There’s a rift growing in the GOP. Backing away from anti-gay positions held by party leaders, including those belonging to House Speaker John Boehner, a growing contingent of Republicans is now supporting the legalization of same-sex marriage.
Last week, former Utah Gov. Jon Huntsman urged his fellow conservatives to join him in supporting marriage equality. And this week, dozens of influential Republicans—Huntsman included—will submit a legal brief asking the Supreme Court to strike down Proposition 8, the California ballot initiative passed in 2008 that outlawed gay marriage in the state, and all other similar bans.
The justices are set to hear the Proposition 8 case and another gay rights one involving a challenge to the federal government’s 1996 Defense of Marriage Act next month.
The New York Times:
The Proposition 8 case already has a powerful conservative supporter: Theodore B. Olson, the former solicitor general under Mr.
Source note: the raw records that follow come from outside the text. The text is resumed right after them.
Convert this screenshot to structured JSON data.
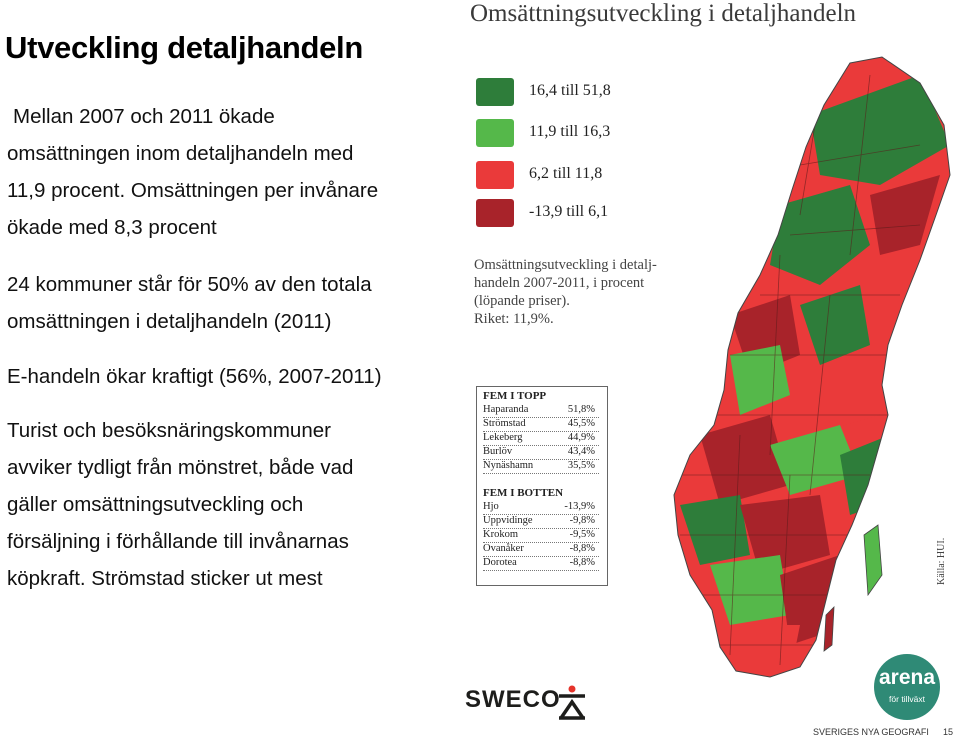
{
  "slide": {
    "title": "Utveckling detaljhandeln",
    "paragraphs": [
      [
        "Mellan 2007 och 2011 ökade",
        "omsättningen inom detaljhandeln med",
        "11,9 procent. Omsättningen per invånare",
        "ökade med 8,3 procent"
      ],
      [
        "24 kommuner  står för 50% av den totala",
        "omsättningen i detaljhandeln (2011)"
      ],
      [
        "E-handeln ökar kraftigt (56%, 2007-2011)"
      ],
      [
        "Turist och besöksnäringskommuner",
        "avviker tydligt från mönstret, både vad",
        "gäller omsättningsutveckling och",
        "försäljning i förhållande till invånarnas",
        "köpkraft. Strömstad sticker ut mest"
      ]
    ]
  },
  "map": {
    "title": "Omsättningsutveckling i detaljhandeln",
    "legend": [
      {
        "label": "16,4 till 51,8",
        "color": "#2e7d3a"
      },
      {
        "label": "11,9 till 16,3",
        "color": "#55b84a"
      },
      {
        "label": "6,2 till 11,8",
        "color": "#ea3a3a"
      },
      {
        "label": "-13,9 till 6,1",
        "color": "#a8232a"
      }
    ],
    "description": [
      "Omsättningsutveckling i detalj-",
      "handeln 2007-2011, i procent",
      "(löpande priser).",
      "Riket: 11,9%."
    ],
    "top": {
      "heading": "FEM I TOPP",
      "rows": [
        {
          "name": "Haparanda",
          "value": "51,8%"
        },
        {
          "name": "Strömstad",
          "value": "45,5%"
        },
        {
          "name": "Lekeberg",
          "value": "44,9%"
        },
        {
          "name": "Burlöv",
          "value": "43,4%"
        },
        {
          "name": "Nynäshamn",
          "value": "35,5%"
        }
      ]
    },
    "bottom": {
      "heading": "FEM I BOTTEN",
      "rows": [
        {
          "name": "Hjo",
          "value": "-13,9%"
        },
        {
          "name": "Uppvidinge",
          "value": "-9,8%"
        },
        {
          "name": "Krokom",
          "value": "-9,5%"
        },
        {
          "name": "Ovanåker",
          "value": "-8,8%"
        },
        {
          "name": "Dorotea",
          "value": "-8,8%"
        }
      ]
    },
    "source": "Källa: HUI."
  },
  "footer": {
    "sweco": "SWECO",
    "arena_name": "arena",
    "arena_sub": "för tillväxt",
    "series": "SVERIGES NYA GEOGRAFI",
    "page": "15"
  }
}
Bush and one of the suit’s two lead lawyers. The amicus, or friend-of-the-court, brief is being filed with Mr. Olson’s blessing. It argues, as he does, that same-sex marriage promotes family values by allowing children of gay couples to grow up in two-parent homes, and that it advances conservative values of “limited government and maximizing individual freedom.”
Legal analysts said the brief had the potential to sway conservative justices as much for the prominent names attached to it as for its legal arguments. The list of signers includes a string of Republican officials and influential thinkers — 75 as of Monday evening — who are not ordinarily associated with gay rights advocacy, including some who are speaking out for the first time and others who have changed their previous positions.
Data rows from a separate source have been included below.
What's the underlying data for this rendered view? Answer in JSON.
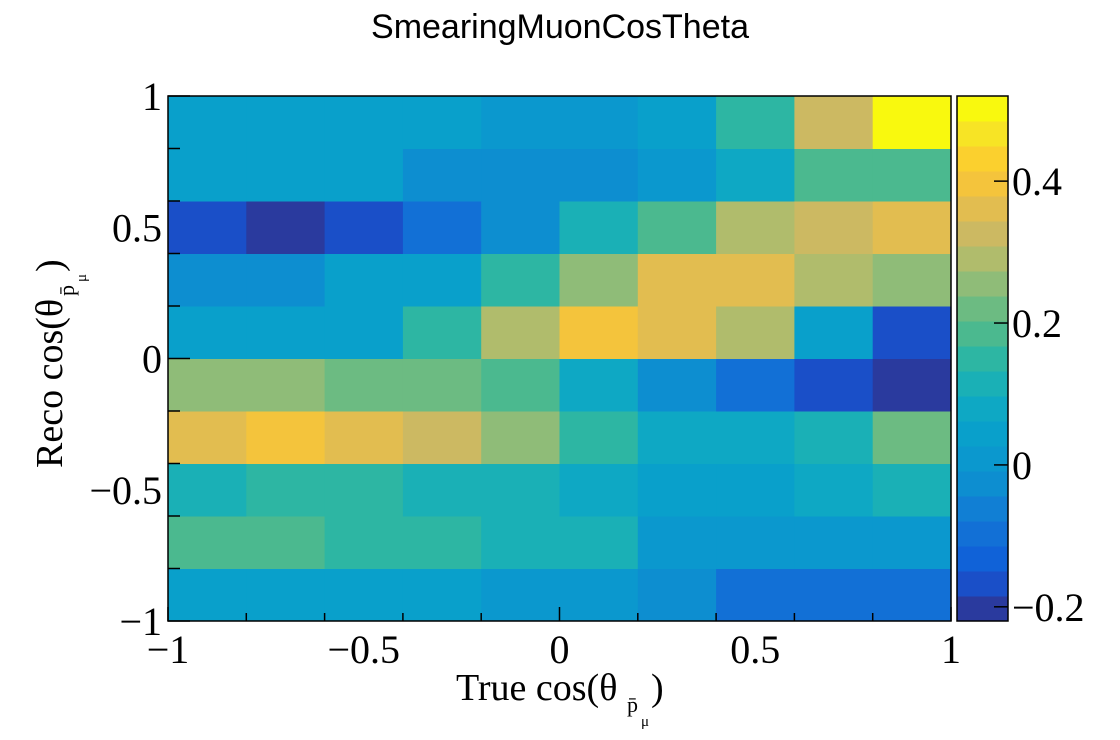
{
  "chart_data": {
    "type": "heatmap",
    "title": "SmearingMuonCosTheta",
    "xlabel": "True cos(θ",
    "xlabel_sub": "p̄",
    "xlabel_subsub": "μ",
    "xlabel_close": ")",
    "ylabel": "Reco cos(θ",
    "ylabel_sub": "p̄",
    "ylabel_subsub": "μ",
    "ylabel_close": ")",
    "x_edges": [
      -1,
      -0.8,
      -0.6,
      -0.4,
      -0.2,
      0,
      0.2,
      0.4,
      0.6,
      0.8,
      1
    ],
    "y_edges": [
      -1,
      -0.8,
      -0.6,
      -0.4,
      -0.2,
      0,
      0.2,
      0.4,
      0.6,
      0.8,
      1
    ],
    "xlim": [
      -1,
      1
    ],
    "ylim": [
      -1,
      1
    ],
    "zlim": [
      -0.22,
      0.52
    ],
    "x_ticks": [
      {
        "value": -1,
        "label": "−1"
      },
      {
        "value": -0.5,
        "label": "−0.5"
      },
      {
        "value": 0,
        "label": "0"
      },
      {
        "value": 0.5,
        "label": "0.5"
      },
      {
        "value": 1,
        "label": "1"
      }
    ],
    "y_ticks": [
      {
        "value": -1,
        "label": "−1"
      },
      {
        "value": -0.5,
        "label": "−0.5"
      },
      {
        "value": 0,
        "label": "0"
      },
      {
        "value": 0.5,
        "label": "0.5"
      },
      {
        "value": 1,
        "label": "1"
      }
    ],
    "z_ticks": [
      {
        "value": -0.2,
        "label": "−0.2"
      },
      {
        "value": 0,
        "label": "0"
      },
      {
        "value": 0.2,
        "label": "0.2"
      },
      {
        "value": 0.4,
        "label": "0.4"
      }
    ],
    "palette": [
      "#2a3a9e",
      "#1a4fc8",
      "#1062d8",
      "#1270d6",
      "#117fd4",
      "#0d8ed0",
      "#0b98ce",
      "#09a0cb",
      "#0ea8c4",
      "#1ab0b6",
      "#2db6a3",
      "#4bb98f",
      "#6cbb82",
      "#8fbc78",
      "#b0bc6c",
      "#ccb962",
      "#e2bd50",
      "#f4c43c",
      "#fbd02e",
      "#f7e425",
      "#f9f90e"
    ],
    "values_rows_bottom_to_top": [
      [
        0.06,
        0.06,
        0.03,
        0.03,
        0.0,
        0.0,
        -0.04,
        -0.08,
        -0.08,
        -0.1
      ],
      [
        0.2,
        0.2,
        0.16,
        0.16,
        0.11,
        0.1,
        0.02,
        0.02,
        0.02,
        0.02
      ],
      [
        0.1,
        0.14,
        0.14,
        0.1,
        0.1,
        0.07,
        0.05,
        0.06,
        0.07,
        0.12
      ],
      [
        0.37,
        0.4,
        0.37,
        0.33,
        0.24,
        0.14,
        0.07,
        0.07,
        0.11,
        0.21
      ],
      [
        0.24,
        0.24,
        0.21,
        0.21,
        0.17,
        0.09,
        -0.03,
        -0.1,
        -0.15,
        -0.2
      ],
      [
        0.04,
        0.04,
        0.06,
        0.14,
        0.29,
        0.4,
        0.36,
        0.28,
        0.06,
        -0.15
      ],
      [
        -0.03,
        -0.01,
        0.03,
        0.06,
        0.14,
        0.26,
        0.36,
        0.36,
        0.28,
        0.24
      ],
      [
        -0.15,
        -0.2,
        -0.15,
        -0.09,
        -0.01,
        0.1,
        0.18,
        0.29,
        0.33,
        0.36
      ],
      [
        0.04,
        0.04,
        0.04,
        -0.02,
        -0.02,
        -0.02,
        0.02,
        0.09,
        0.18,
        0.18
      ],
      [
        0.04,
        0.04,
        0.04,
        0.04,
        0.0,
        0.0,
        0.04,
        0.14,
        0.32,
        0.52
      ]
    ]
  }
}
Among them are Meg Whitman, who supported Proposition 8 when she ran for California governor; Representatives Ileana Ros-Lehtinen of Florida and Richard Hanna of New York; Stephen J. Hadley, a Bush national security adviser; Carlos Gutierrez, a commerce secretary to Mr. Bush; James B. Comey, a top Bush Justice Department official; David A. Stockman, President Ronald Reagan’s first budget director; and Deborah Pryce, a former member of the House Republican leadership from Ohio who is retired from Congress.